• March 28, 2024

Str8Vape and Xtreme Vapour Receive FDA Warning Letters

 Str8Vape and Xtreme Vapour Receive FDA Warning Letters

The U.S. Food and Drug Administration (FDA) handed down two more warning letters for vapor companies violating marketing rules for tobacco products on Thursday. Str8Vape and Extreme Vapour received letters for selling products without submitting a premarket tobacco product applications (PMTA) to the regulatory agency by the Sept. 9, 2020 deadline.

The total number of warning letters for the illegal sale of vapor products now stands at 84 in 2021. The letters were posted on the FDA’s website on April 8, the same day the businesses received the warnings.

The FDA states that is had determined that Extreme Vapour did “manufacture, sell, and/or distribute to customers in the United States the following Xtreme Vapour Babylon Vape Juice Pineapple 30ml e-liquid product without a marketing authorization order.” The company manufacturers over 80 products registered with FDA.
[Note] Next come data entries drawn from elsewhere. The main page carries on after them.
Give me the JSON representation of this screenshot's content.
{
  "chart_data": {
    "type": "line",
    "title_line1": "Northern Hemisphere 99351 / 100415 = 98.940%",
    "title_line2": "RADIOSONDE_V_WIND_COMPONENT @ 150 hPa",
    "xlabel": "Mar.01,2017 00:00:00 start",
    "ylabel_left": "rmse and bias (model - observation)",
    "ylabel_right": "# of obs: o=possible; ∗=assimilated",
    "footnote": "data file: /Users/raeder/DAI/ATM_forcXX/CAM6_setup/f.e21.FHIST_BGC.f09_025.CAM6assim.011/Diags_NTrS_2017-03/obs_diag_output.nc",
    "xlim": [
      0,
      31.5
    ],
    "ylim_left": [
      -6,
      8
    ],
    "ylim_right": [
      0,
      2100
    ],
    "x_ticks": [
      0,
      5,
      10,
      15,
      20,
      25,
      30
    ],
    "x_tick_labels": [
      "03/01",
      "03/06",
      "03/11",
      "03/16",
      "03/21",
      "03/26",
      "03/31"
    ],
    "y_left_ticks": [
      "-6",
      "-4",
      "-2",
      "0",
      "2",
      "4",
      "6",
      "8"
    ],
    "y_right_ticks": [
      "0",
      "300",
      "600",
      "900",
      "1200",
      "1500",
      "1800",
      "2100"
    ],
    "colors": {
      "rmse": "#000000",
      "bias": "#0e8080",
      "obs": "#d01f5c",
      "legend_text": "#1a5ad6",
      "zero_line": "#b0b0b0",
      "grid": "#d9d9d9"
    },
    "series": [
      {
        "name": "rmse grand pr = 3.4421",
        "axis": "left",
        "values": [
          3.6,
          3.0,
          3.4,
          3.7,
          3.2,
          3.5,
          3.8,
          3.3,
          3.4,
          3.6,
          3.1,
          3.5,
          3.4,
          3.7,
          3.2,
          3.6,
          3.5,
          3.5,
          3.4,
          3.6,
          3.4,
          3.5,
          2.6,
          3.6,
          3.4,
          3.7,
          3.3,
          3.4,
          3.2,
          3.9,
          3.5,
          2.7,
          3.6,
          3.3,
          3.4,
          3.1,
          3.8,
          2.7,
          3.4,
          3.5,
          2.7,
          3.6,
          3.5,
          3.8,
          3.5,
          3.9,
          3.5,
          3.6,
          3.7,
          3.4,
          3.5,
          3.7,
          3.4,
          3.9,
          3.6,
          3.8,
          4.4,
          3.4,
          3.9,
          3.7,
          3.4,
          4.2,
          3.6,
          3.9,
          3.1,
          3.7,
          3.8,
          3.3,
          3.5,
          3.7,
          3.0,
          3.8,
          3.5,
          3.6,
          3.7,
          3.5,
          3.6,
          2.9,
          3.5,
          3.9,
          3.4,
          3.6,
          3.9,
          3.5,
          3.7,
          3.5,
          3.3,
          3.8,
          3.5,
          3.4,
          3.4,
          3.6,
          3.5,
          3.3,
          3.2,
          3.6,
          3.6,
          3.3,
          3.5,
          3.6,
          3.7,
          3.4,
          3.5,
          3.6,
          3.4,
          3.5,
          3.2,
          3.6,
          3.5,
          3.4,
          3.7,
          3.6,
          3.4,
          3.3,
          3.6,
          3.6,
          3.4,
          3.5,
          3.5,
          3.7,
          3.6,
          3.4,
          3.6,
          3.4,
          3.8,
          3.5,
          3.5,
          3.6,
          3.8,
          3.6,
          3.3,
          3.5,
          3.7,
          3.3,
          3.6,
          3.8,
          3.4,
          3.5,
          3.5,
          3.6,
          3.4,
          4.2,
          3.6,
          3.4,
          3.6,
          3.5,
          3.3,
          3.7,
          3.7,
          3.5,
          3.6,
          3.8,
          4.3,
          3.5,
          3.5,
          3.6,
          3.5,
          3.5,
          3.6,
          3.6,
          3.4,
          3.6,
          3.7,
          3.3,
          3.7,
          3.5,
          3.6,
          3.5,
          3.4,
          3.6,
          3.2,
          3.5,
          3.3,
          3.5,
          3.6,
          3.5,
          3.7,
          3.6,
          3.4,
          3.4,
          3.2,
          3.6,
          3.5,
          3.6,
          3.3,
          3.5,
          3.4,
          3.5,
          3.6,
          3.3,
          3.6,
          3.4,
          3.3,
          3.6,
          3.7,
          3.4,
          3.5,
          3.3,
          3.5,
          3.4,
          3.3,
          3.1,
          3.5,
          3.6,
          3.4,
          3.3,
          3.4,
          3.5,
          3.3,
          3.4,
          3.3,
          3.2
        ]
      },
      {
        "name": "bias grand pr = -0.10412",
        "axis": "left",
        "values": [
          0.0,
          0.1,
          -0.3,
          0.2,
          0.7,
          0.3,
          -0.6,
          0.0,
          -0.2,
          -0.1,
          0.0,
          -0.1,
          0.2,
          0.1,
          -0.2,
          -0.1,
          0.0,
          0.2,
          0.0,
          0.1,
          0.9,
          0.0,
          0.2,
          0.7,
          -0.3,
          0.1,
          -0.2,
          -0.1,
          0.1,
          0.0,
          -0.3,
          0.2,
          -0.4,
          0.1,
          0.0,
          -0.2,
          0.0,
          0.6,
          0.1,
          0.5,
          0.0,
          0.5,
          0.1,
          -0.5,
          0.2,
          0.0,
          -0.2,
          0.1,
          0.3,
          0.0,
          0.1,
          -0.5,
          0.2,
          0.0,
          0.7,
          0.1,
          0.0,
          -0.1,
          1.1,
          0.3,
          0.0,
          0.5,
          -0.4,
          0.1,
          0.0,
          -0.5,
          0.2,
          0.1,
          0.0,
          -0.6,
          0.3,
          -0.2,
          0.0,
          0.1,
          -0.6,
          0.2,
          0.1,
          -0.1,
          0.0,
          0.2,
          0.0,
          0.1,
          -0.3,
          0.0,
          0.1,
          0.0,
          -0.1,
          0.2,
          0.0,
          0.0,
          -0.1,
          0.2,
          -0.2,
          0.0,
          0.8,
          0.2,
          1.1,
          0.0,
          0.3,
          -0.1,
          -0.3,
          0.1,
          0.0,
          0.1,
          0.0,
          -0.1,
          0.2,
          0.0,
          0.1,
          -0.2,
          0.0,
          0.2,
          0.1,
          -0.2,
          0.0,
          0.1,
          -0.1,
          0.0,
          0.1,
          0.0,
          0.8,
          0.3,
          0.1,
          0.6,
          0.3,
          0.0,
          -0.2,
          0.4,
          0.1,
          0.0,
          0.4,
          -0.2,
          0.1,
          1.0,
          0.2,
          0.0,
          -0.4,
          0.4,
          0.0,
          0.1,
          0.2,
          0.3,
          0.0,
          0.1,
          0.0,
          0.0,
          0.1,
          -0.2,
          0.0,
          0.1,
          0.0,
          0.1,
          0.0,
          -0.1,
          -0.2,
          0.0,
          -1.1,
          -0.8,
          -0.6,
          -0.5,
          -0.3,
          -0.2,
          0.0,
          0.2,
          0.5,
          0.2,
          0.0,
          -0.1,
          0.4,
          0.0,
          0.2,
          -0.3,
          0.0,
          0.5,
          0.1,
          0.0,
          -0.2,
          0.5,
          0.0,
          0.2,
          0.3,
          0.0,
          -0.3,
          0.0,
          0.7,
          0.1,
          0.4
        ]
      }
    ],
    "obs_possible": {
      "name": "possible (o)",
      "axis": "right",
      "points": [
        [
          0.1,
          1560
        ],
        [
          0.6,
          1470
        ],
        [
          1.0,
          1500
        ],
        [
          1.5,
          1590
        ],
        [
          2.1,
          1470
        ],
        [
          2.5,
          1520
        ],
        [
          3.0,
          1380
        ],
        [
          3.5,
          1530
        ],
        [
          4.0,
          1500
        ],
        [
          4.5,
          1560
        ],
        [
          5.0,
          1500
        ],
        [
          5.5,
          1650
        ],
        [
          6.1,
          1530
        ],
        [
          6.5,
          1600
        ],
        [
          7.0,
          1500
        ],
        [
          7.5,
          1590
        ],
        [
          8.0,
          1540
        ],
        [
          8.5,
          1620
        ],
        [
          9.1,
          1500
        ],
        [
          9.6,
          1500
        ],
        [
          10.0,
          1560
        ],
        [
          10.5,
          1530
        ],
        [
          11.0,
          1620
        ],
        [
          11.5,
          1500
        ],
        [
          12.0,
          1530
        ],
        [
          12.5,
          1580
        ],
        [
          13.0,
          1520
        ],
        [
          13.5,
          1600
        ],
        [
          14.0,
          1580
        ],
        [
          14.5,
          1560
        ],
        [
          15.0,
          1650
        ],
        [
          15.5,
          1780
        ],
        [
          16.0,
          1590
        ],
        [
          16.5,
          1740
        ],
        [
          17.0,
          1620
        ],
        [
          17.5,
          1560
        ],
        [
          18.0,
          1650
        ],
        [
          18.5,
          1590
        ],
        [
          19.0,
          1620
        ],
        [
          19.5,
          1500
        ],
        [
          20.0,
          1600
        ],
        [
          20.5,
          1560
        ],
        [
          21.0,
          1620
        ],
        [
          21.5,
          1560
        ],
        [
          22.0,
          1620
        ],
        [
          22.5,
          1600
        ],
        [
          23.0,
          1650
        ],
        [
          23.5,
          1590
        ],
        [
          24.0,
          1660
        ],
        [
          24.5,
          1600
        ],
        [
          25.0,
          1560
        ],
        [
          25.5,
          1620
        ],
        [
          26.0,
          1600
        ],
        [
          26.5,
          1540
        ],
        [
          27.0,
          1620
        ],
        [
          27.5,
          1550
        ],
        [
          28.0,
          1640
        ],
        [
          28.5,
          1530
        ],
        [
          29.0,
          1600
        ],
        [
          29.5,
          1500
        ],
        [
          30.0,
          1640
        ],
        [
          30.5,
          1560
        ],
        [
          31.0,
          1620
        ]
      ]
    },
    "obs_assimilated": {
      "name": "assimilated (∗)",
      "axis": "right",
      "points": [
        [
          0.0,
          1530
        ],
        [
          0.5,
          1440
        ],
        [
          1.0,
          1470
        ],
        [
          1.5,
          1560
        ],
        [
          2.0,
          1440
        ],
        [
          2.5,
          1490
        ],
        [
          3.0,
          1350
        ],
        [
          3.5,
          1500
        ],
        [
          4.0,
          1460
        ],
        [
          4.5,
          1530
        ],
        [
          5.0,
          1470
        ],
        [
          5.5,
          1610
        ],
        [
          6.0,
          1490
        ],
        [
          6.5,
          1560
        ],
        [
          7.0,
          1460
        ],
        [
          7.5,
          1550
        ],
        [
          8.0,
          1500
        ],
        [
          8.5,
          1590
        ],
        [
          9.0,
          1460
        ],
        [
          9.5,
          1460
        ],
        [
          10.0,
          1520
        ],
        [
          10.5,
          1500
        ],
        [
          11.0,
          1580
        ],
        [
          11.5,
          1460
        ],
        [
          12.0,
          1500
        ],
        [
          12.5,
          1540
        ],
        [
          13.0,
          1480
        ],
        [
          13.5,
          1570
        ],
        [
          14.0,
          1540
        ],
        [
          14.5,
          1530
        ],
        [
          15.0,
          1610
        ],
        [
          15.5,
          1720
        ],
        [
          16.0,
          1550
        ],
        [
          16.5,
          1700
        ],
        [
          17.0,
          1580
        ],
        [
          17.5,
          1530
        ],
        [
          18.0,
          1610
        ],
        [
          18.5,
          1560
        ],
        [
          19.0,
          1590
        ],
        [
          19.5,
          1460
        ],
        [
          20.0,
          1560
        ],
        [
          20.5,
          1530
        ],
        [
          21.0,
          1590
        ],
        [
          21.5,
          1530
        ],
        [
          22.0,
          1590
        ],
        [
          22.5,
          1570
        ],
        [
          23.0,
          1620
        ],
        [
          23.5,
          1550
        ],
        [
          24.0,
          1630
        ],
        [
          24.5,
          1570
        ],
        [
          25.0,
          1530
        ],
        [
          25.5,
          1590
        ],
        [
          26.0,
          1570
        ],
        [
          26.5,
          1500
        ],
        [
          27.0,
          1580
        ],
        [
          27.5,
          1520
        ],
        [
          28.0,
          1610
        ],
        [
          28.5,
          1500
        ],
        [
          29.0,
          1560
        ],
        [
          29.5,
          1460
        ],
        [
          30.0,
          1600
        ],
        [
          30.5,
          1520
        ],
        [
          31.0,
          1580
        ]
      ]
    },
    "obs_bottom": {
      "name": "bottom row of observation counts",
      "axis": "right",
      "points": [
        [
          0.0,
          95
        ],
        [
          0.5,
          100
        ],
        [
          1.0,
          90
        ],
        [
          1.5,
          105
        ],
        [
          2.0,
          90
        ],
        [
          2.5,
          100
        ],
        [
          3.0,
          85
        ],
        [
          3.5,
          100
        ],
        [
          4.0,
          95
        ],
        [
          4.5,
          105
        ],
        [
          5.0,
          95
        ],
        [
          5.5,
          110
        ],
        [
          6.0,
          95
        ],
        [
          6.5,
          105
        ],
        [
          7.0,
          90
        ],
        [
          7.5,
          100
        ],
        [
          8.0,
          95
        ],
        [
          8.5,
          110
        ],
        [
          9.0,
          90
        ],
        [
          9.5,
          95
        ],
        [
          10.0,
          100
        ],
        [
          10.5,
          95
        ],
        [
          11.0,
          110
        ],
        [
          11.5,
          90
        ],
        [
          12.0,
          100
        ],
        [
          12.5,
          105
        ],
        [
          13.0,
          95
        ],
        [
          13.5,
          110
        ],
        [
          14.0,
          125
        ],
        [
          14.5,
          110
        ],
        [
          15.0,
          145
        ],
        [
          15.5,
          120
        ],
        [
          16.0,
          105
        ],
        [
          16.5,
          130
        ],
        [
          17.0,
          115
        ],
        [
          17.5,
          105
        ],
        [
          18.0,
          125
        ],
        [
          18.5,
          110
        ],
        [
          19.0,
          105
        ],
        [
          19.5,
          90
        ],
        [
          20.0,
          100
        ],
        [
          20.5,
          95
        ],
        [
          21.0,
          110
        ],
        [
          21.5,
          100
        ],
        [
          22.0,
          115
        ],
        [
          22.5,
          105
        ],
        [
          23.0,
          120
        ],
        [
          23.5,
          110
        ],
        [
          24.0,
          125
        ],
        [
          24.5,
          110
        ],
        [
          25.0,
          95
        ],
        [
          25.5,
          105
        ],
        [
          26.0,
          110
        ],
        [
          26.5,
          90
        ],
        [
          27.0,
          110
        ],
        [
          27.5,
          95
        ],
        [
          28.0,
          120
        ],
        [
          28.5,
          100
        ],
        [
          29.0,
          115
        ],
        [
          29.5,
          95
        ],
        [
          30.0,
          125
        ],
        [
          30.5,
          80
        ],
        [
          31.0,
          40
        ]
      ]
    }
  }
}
The FDA states that is has determined Str8Vape did “manufacture, sell, and/or distribute to customers in the United States the following STR8VAPE AMERICAN BLEND 3mg 70VG/30PG 30ML e-liquid product without a marketing authorization order.” The company is a registered manufacturer with over 27,400 products listed with FDA.

The FDA states that the companies failed to submit PMTAs by the required Sept. 9, 2020 deadline. The FDA also states that “the violations discussed in this letter do not necessarily constitute an exhaustive list” and companies should quickly address any products that violate the same rules as the product mentioned in the letter.

In February, the director of the FDA’s Center for Tobacco Products, Mitch Zeller, said that there were over 400 million vaping-related products that required a PMTA in order to remain on the market. “These warning letters are the result of continued surveillance and internet monitoring for violations of tobacco laws and regulations. We want to make clear to all tobacco product manufacturers and retailers that the FDA is keeping a close watch on the marketplace and will hold companies accountable for breaking the law,” said Zeller.

Companies that receive warning letters from the FDA have to submit a written response to the letter within 15 working days from the date of receipt describing the company’s corrective actions, including the dates on which it discontinued the violative sale, and/or distribution of the products. They also require the company’s plan for maintaining compliance with the FD&C Act in the future.